Critics of the planned test of the D5 missile charge that under the prospective agreement on strategic, or long-range, weapons each D5 missile might be counted as having 12 warheads, even though some of them will be deployed with fewer.

Rep. Les Aspin (D-Wis.), chairman of the House Armed Services Committee, recently wrote Secretary of Defense Caspar W. Weinberger that such a test "could have profound implications for U.S. strategic force planning" because it would lead to a misleading count of U.S. warheads.

In particular, Aspin said, it could result "in the United States deploying fewer warheads that it would {otherwise} be allowed" under the strategic arms agreement.

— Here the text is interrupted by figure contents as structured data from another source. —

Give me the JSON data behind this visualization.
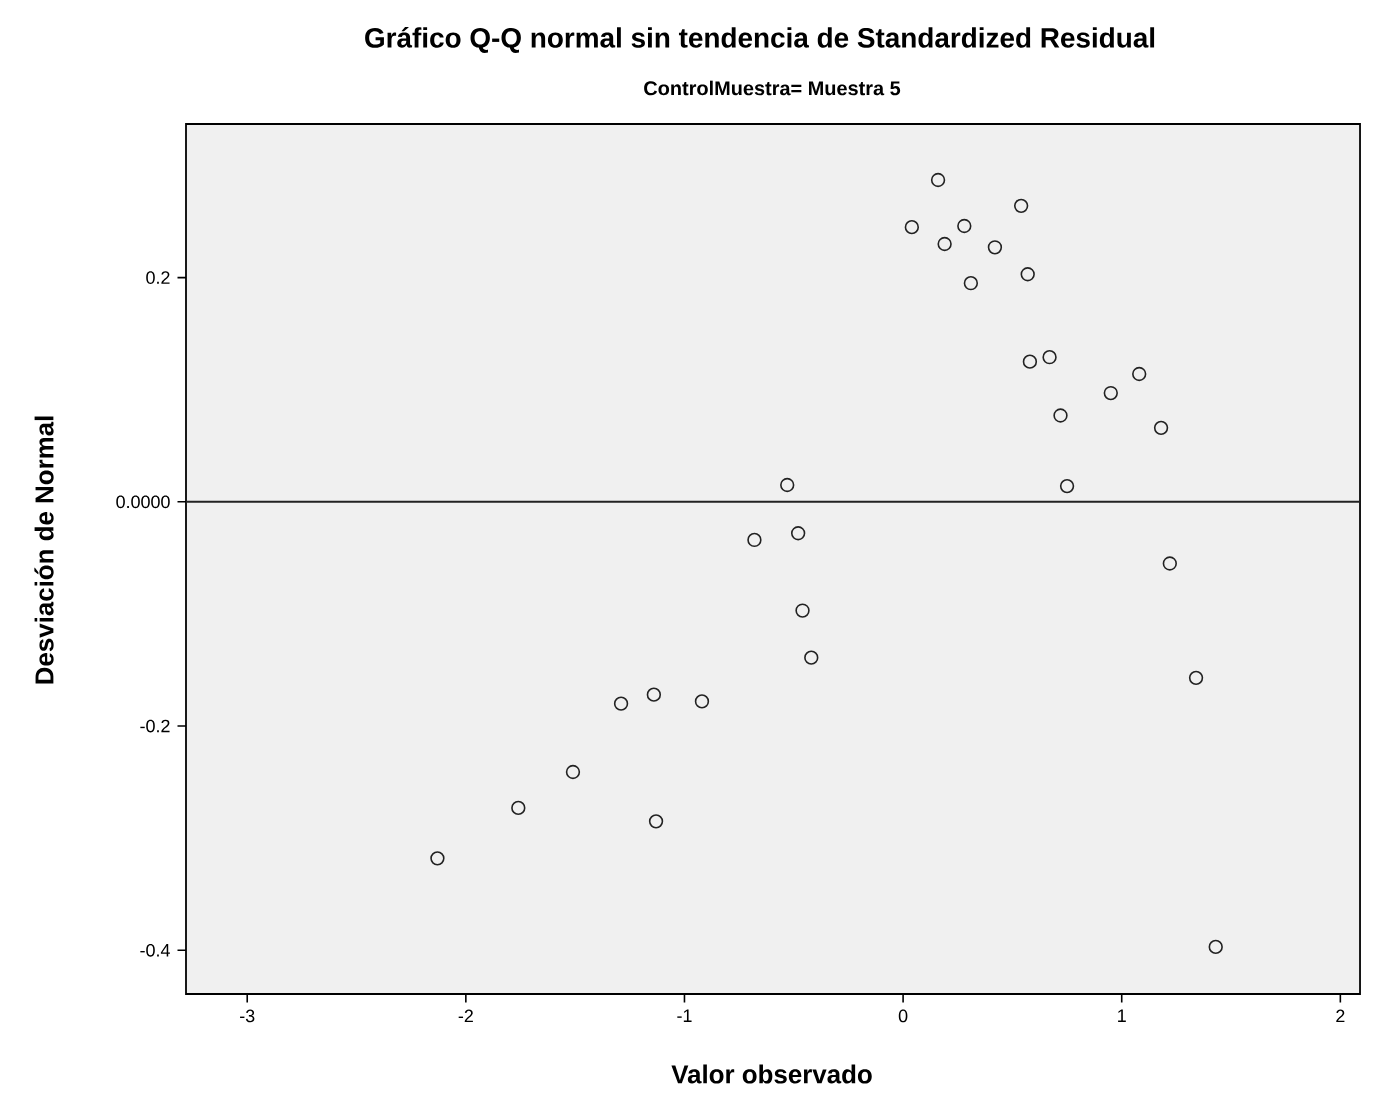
{
  "chart_data": {
    "type": "scatter",
    "title": "Gráfico Q-Q normal sin tendencia de Standardized Residual",
    "subtitle": "ControlMuestra= Muestra 5",
    "xlabel": "Valor observado",
    "ylabel": "Desviación de Normal",
    "series": [
      {
        "color": "#222222",
        "x": [
          -2.13,
          -1.76,
          -1.51,
          -1.29,
          -1.14,
          -1.13,
          -0.92,
          -0.68,
          -0.53,
          -0.48,
          -0.46,
          -0.42,
          0.04,
          0.16,
          0.19,
          0.28,
          0.31,
          0.42,
          0.54,
          0.57,
          0.58,
          0.67,
          0.72,
          0.75,
          0.95,
          1.08,
          1.18,
          1.22,
          1.34,
          1.43
        ],
        "values": [
          -0.318,
          -0.273,
          -0.241,
          -0.18,
          -0.172,
          -0.285,
          -0.178,
          -0.034,
          0.015,
          -0.028,
          -0.097,
          -0.139,
          0.245,
          0.287,
          0.23,
          0.246,
          0.195,
          0.227,
          0.264,
          0.203,
          0.125,
          0.129,
          0.077,
          0.014,
          0.097,
          0.114,
          0.066,
          -0.055,
          -0.157,
          -0.397
        ]
      }
    ],
    "xlim": [
      -3.28,
      2.09
    ],
    "ylim": [
      -0.439,
      0.337
    ],
    "xticks": [
      -3,
      -2,
      -1,
      0,
      1,
      2
    ],
    "yticks": [
      -0.4,
      -0.2,
      {
        "value": 0,
        "label": "0.0000"
      },
      0.2
    ],
    "ref_lines": [
      {
        "axis": "y",
        "value": 0,
        "color": "#222222"
      }
    ],
    "marker": "circle"
  }
}
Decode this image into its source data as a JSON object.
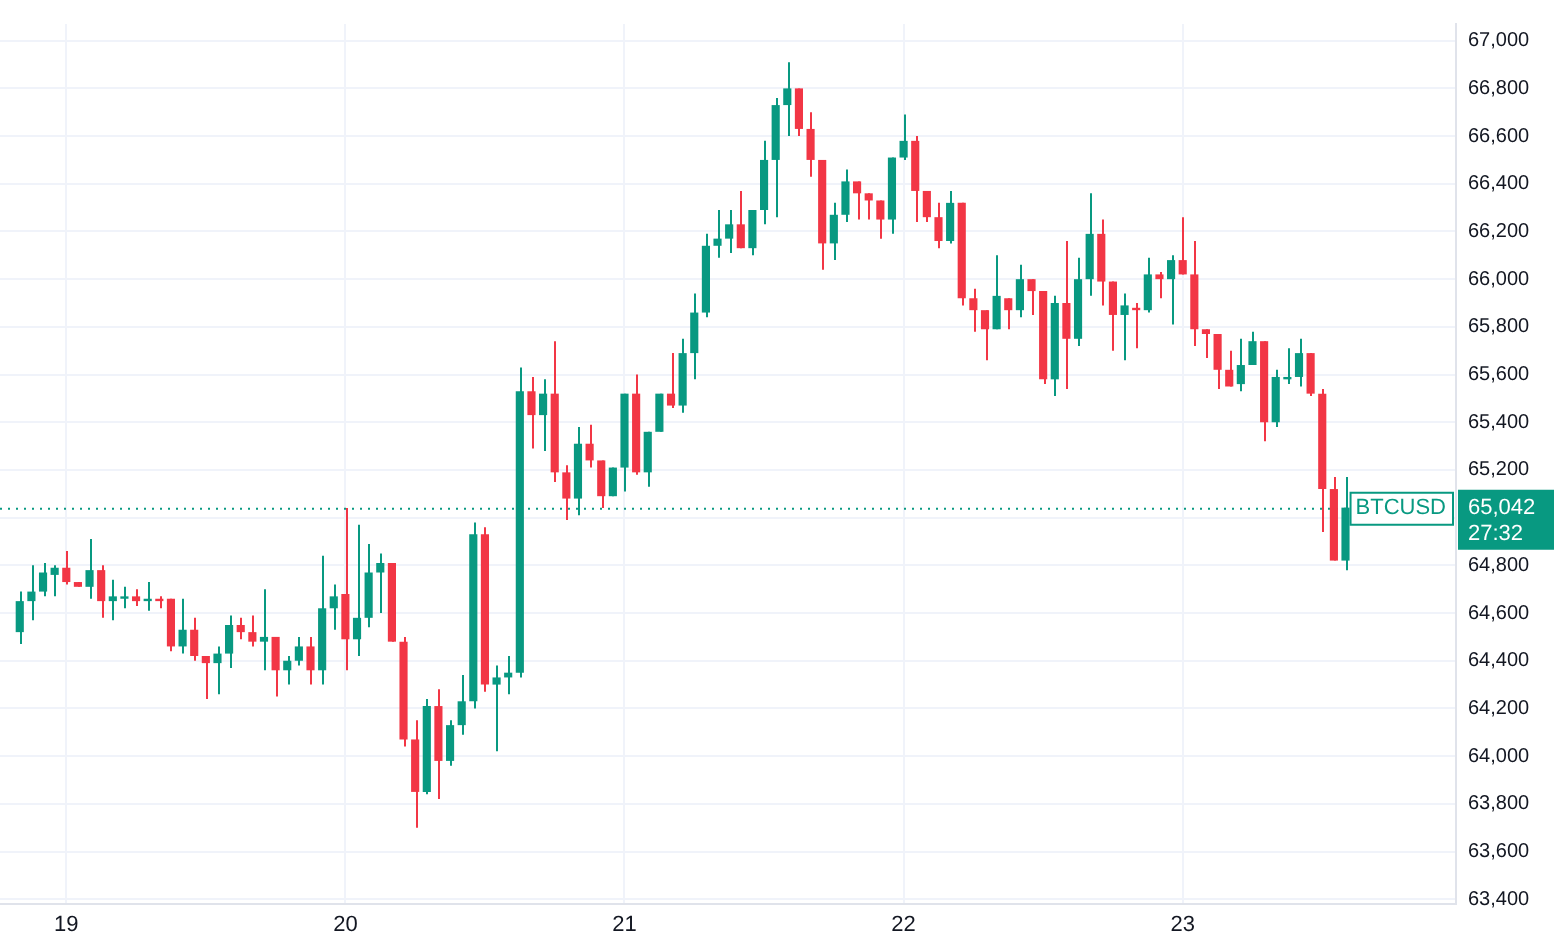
{
  "chart_data": {
    "type": "candlestick",
    "x": [
      18.8333,
      18.875,
      18.9167,
      18.9583,
      19,
      19.0417,
      19.0833,
      19.125,
      19.1667,
      19.2083,
      19.25,
      19.2917,
      19.3333,
      19.375,
      19.4167,
      19.4583,
      19.5,
      19.5417,
      19.5833,
      19.625,
      19.6667,
      19.7083,
      19.75,
      19.7917,
      19.8333,
      19.875,
      19.9167,
      19.9583,
      20,
      20.0417,
      20.0833,
      20.125,
      20.1667,
      20.2083,
      20.25,
      20.2917,
      20.3333,
      20.375,
      20.4167,
      20.4583,
      20.5,
      20.5417,
      20.5833,
      20.625,
      20.6667,
      20.7083,
      20.75,
      20.7917,
      20.8333,
      20.875,
      20.9167,
      20.9583,
      21,
      21.0417,
      21.0833,
      21.125,
      21.1667,
      21.2083,
      21.25,
      21.2917,
      21.3333,
      21.375,
      21.4167,
      21.4583,
      21.5,
      21.5417,
      21.5833,
      21.625,
      21.6667,
      21.7083,
      21.75,
      21.7917,
      21.8333,
      21.875,
      21.9167,
      21.9583,
      22,
      22.0417,
      22.0833,
      22.125,
      22.1667,
      22.2083,
      22.25,
      22.2917,
      22.3333,
      22.375,
      22.4167,
      22.4583,
      22.5,
      22.5417,
      22.5833,
      22.625,
      22.6667,
      22.7083,
      22.75,
      22.7917,
      22.8333,
      22.875,
      22.9167,
      22.9583,
      23,
      23.0417,
      23.0833,
      23.125,
      23.1667,
      23.2083,
      23.25,
      23.2917,
      23.3333,
      23.375,
      23.4167,
      23.4583,
      23.5,
      23.5417,
      23.5833
    ],
    "ohlc": [
      [
        64520,
        64690,
        64470,
        64650
      ],
      [
        64650,
        64800,
        64570,
        64690
      ],
      [
        64690,
        64810,
        64670,
        64770
      ],
      [
        64760,
        64800,
        64670,
        64790
      ],
      [
        64790,
        64860,
        64720,
        64730
      ],
      [
        64730,
        64730,
        64710,
        64710
      ],
      [
        64710,
        64910,
        64660,
        64780
      ],
      [
        64780,
        64800,
        64580,
        64650
      ],
      [
        64650,
        64740,
        64570,
        64670
      ],
      [
        64660,
        64710,
        64620,
        64670
      ],
      [
        64670,
        64700,
        64630,
        64650
      ],
      [
        64650,
        64730,
        64610,
        64660
      ],
      [
        64660,
        64670,
        64620,
        64650
      ],
      [
        64660,
        64660,
        64440,
        64460
      ],
      [
        64460,
        64660,
        64430,
        64530
      ],
      [
        64530,
        64580,
        64400,
        64420
      ],
      [
        64420,
        64420,
        64240,
        64390
      ],
      [
        64390,
        64460,
        64260,
        64430
      ],
      [
        64430,
        64590,
        64370,
        64550
      ],
      [
        64550,
        64580,
        64490,
        64520
      ],
      [
        64520,
        64590,
        64460,
        64480
      ],
      [
        64480,
        64700,
        64360,
        64500
      ],
      [
        64500,
        64500,
        64250,
        64360
      ],
      [
        64360,
        64420,
        64300,
        64400
      ],
      [
        64400,
        64500,
        64380,
        64460
      ],
      [
        64460,
        64500,
        64300,
        64360
      ],
      [
        64360,
        64840,
        64300,
        64620
      ],
      [
        64620,
        64720,
        64530,
        64670
      ],
      [
        64680,
        65040,
        64360,
        64490
      ],
      [
        64490,
        64970,
        64420,
        64580
      ],
      [
        64580,
        64890,
        64540,
        64770
      ],
      [
        64770,
        64850,
        64600,
        64810
      ],
      [
        64810,
        64810,
        64480,
        64480
      ],
      [
        64480,
        64500,
        64040,
        64070
      ],
      [
        64070,
        64150,
        63700,
        63850
      ],
      [
        63850,
        64240,
        63840,
        64210
      ],
      [
        64210,
        64280,
        63820,
        63980
      ],
      [
        63980,
        64150,
        63960,
        64130
      ],
      [
        64130,
        64340,
        64090,
        64230
      ],
      [
        64230,
        64980,
        64200,
        64930
      ],
      [
        64930,
        64960,
        64270,
        64300
      ],
      [
        64300,
        64380,
        64020,
        64330
      ],
      [
        64330,
        64420,
        64260,
        64350
      ],
      [
        64350,
        65630,
        64330,
        65530
      ],
      [
        65530,
        65590,
        65290,
        65430
      ],
      [
        65430,
        65580,
        65280,
        65520
      ],
      [
        65520,
        65740,
        65150,
        65190
      ],
      [
        65190,
        65220,
        64990,
        65080
      ],
      [
        65080,
        65380,
        65010,
        65310
      ],
      [
        65310,
        65390,
        65210,
        65240
      ],
      [
        65240,
        65240,
        65040,
        65090
      ],
      [
        65090,
        65210,
        65090,
        65210
      ],
      [
        65210,
        65520,
        65110,
        65520
      ],
      [
        65520,
        65600,
        65180,
        65190
      ],
      [
        65190,
        65360,
        65130,
        65360
      ],
      [
        65360,
        65520,
        65360,
        65520
      ],
      [
        65520,
        65690,
        65460,
        65470
      ],
      [
        65470,
        65750,
        65440,
        65690
      ],
      [
        65690,
        65940,
        65580,
        65860
      ],
      [
        65860,
        66190,
        65840,
        66140
      ],
      [
        66140,
        66290,
        66090,
        66170
      ],
      [
        66170,
        66290,
        66110,
        66230
      ],
      [
        66230,
        66370,
        66130,
        66130
      ],
      [
        66130,
        66290,
        66100,
        66290
      ],
      [
        66290,
        66580,
        66230,
        66500
      ],
      [
        66500,
        66760,
        66260,
        66730
      ],
      [
        66730,
        66910,
        66600,
        66800
      ],
      [
        66800,
        66800,
        66600,
        66630
      ],
      [
        66630,
        66700,
        66430,
        66500
      ],
      [
        66500,
        66500,
        66040,
        66150
      ],
      [
        66150,
        66320,
        66080,
        66270
      ],
      [
        66270,
        66460,
        66240,
        66410
      ],
      [
        66410,
        66410,
        66250,
        66360
      ],
      [
        66360,
        66360,
        66250,
        66330
      ],
      [
        66330,
        66330,
        66170,
        66250
      ],
      [
        66250,
        66510,
        66190,
        66510
      ],
      [
        66510,
        66690,
        66500,
        66580
      ],
      [
        66580,
        66600,
        66240,
        66370
      ],
      [
        66370,
        66370,
        66240,
        66260
      ],
      [
        66260,
        66320,
        66130,
        66160
      ],
      [
        66160,
        66370,
        66150,
        66320
      ],
      [
        66320,
        66320,
        65890,
        65920
      ],
      [
        65920,
        65960,
        65780,
        65870
      ],
      [
        65870,
        65870,
        65660,
        65790
      ],
      [
        65790,
        66100,
        65790,
        65930
      ],
      [
        65920,
        65920,
        65790,
        65870
      ],
      [
        65870,
        66060,
        65840,
        66000
      ],
      [
        66000,
        66000,
        65850,
        65950
      ],
      [
        65950,
        65950,
        65560,
        65580
      ],
      [
        65580,
        65930,
        65510,
        65900
      ],
      [
        65900,
        66160,
        65540,
        65750
      ],
      [
        65750,
        66090,
        65720,
        66000
      ],
      [
        66000,
        66360,
        65930,
        66190
      ],
      [
        66190,
        66250,
        65890,
        65990
      ],
      [
        65990,
        65990,
        65700,
        65850
      ],
      [
        65850,
        65940,
        65660,
        65890
      ],
      [
        65880,
        65900,
        65710,
        65870
      ],
      [
        65870,
        66090,
        65860,
        66020
      ],
      [
        66020,
        66030,
        65920,
        66000
      ],
      [
        66000,
        66100,
        65810,
        66080
      ],
      [
        66080,
        66260,
        66020,
        66020
      ],
      [
        66020,
        66160,
        65720,
        65790
      ],
      [
        65790,
        65790,
        65670,
        65770
      ],
      [
        65770,
        65770,
        65540,
        65620
      ],
      [
        65620,
        65700,
        65550,
        65550
      ],
      [
        65560,
        65750,
        65530,
        65640
      ],
      [
        65640,
        65780,
        65640,
        65740
      ],
      [
        65740,
        65740,
        65320,
        65400
      ],
      [
        65400,
        65620,
        65380,
        65590
      ],
      [
        65580,
        65710,
        65560,
        65590
      ],
      [
        65590,
        65750,
        65550,
        65690
      ],
      [
        65690,
        65690,
        65510,
        65520
      ],
      [
        65520,
        65540,
        64940,
        65120
      ],
      [
        65120,
        65170,
        64820,
        64820
      ],
      [
        64820,
        65170,
        64780,
        65042
      ]
    ],
    "colors": [
      "#089981",
      "#089981",
      "#089981",
      "#089981",
      "#f23645",
      "#f23645",
      "#089981",
      "#f23645",
      "#089981",
      "#089981",
      "#f23645",
      "#089981",
      "#f23645",
      "#f23645",
      "#089981",
      "#f23645",
      "#f23645",
      "#089981",
      "#089981",
      "#f23645",
      "#f23645",
      "#089981",
      "#f23645",
      "#089981",
      "#089981",
      "#f23645",
      "#089981",
      "#089981",
      "#f23645",
      "#089981",
      "#089981",
      "#089981",
      "#f23645",
      "#f23645",
      "#f23645",
      "#089981",
      "#f23645",
      "#089981",
      "#089981",
      "#089981",
      "#f23645",
      "#089981",
      "#089981",
      "#089981",
      "#f23645",
      "#089981",
      "#f23645",
      "#f23645",
      "#089981",
      "#f23645",
      "#f23645",
      "#089981",
      "#089981",
      "#f23645",
      "#089981",
      "#089981",
      "#f23645",
      "#089981",
      "#089981",
      "#089981",
      "#089981",
      "#089981",
      "#f23645",
      "#089981",
      "#089981",
      "#089981",
      "#089981",
      "#f23645",
      "#f23645",
      "#f23645",
      "#089981",
      "#089981",
      "#f23645",
      "#f23645",
      "#f23645",
      "#089981",
      "#089981",
      "#f23645",
      "#f23645",
      "#f23645",
      "#089981",
      "#f23645",
      "#f23645",
      "#f23645",
      "#089981",
      "#f23645",
      "#089981",
      "#f23645",
      "#f23645",
      "#089981",
      "#f23645",
      "#089981",
      "#089981",
      "#f23645",
      "#f23645",
      "#089981",
      "#f23645",
      "#089981",
      "#f23645",
      "#089981",
      "#f23645",
      "#f23645",
      "#f23645",
      "#f23645",
      "#f23645",
      "#089981",
      "#089981",
      "#f23645",
      "#089981",
      "#089981",
      "#089981",
      "#f23645",
      "#f23645",
      "#f23645",
      "#089981"
    ],
    "xlim": [
      18.7625,
      23.9792
    ],
    "xticks": [
      19,
      20,
      21,
      22,
      23
    ],
    "ylim": [
      63380,
      67070
    ],
    "yticks": [
      {
        "value": 63400,
        "label": "63,400"
      },
      {
        "value": 63600,
        "label": "63,600"
      },
      {
        "value": 63800,
        "label": "63,800"
      },
      {
        "value": 64000,
        "label": "64,000"
      },
      {
        "value": 64200,
        "label": "64,200"
      },
      {
        "value": 64400,
        "label": "64,400"
      },
      {
        "value": 64600,
        "label": "64,600"
      },
      {
        "value": 64800,
        "label": "64,800"
      },
      {
        "value": 65000,
        "label": null
      },
      {
        "value": 65200,
        "label": "65,200"
      },
      {
        "value": 65400,
        "label": "65,400"
      },
      {
        "value": 65600,
        "label": "65,600"
      },
      {
        "value": 65800,
        "label": "65,800"
      },
      {
        "value": 66000,
        "label": "66,000"
      },
      {
        "value": 66200,
        "label": "66,200"
      },
      {
        "value": 66400,
        "label": "66,400"
      },
      {
        "value": 66600,
        "label": "66,600"
      },
      {
        "value": 66800,
        "label": "66,800"
      },
      {
        "value": 67000,
        "label": "67,000"
      }
    ],
    "grid": true,
    "ref_lines": [
      {
        "axis": "y",
        "value": 65042,
        "label": "BTCUSD",
        "color": "#089981",
        "line_style": "dotted"
      }
    ],
    "annotations": [
      "65,042",
      "27:32"
    ]
  }
}
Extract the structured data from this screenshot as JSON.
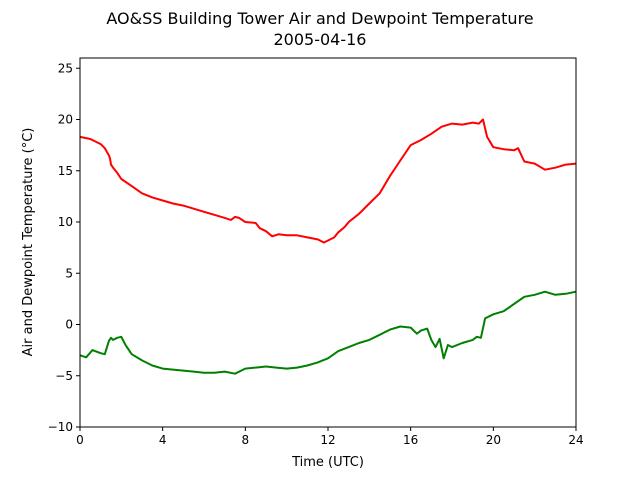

Aspin told Weinberger that he should defer the expanded missile test "until we have a clearer understanding of how it will mesh with our arms control policy." Weinberger responded that the test will not have adverse effects on the agreement and would go as planned.

Critics of the test plan said the Soviets could be regarded as having a military advantage if they deploy as many warheads as permitted under the prospective arms agreement, while the United States deploys fewer than permitted.

They also said that if each submarine-launched missile is counted as having 12 warheads instead of eight or 10, the United States would be forced to deploy fewer D5s, and perhaps fewer submarines to carry them. The D5 missile is carried by the Trident submarine, which would be difficult to attack in a preemptive Soviet strike.

"I have a hard time understanding why Weinberger made this decision, because it seems to run counter to sound arms control and defense policy," said Spurgeon Keeny, director of the private Arms Control Association.

Several officials said the test plan had been hotly disputed by the Navy because it could lead to deployment of fewer Trident submarines under a superpower arms agreement. But other officials said the problem could be averted if each superpower agreed to count the actual number of warheads on submarine missiles, rather than counting warheads as if each missile carried the maximum number used during test flights.

Some officials said Weinberger favored the "actual" counting approach, which would require intrusive on-site inspections to verify compliance with any agreement. But other administration officials oppose on-site inspections, saying the Soviets could add to warheads on submarine-launched missiles after any inspection.

The Pentagon held a Trident 2 test yesterday.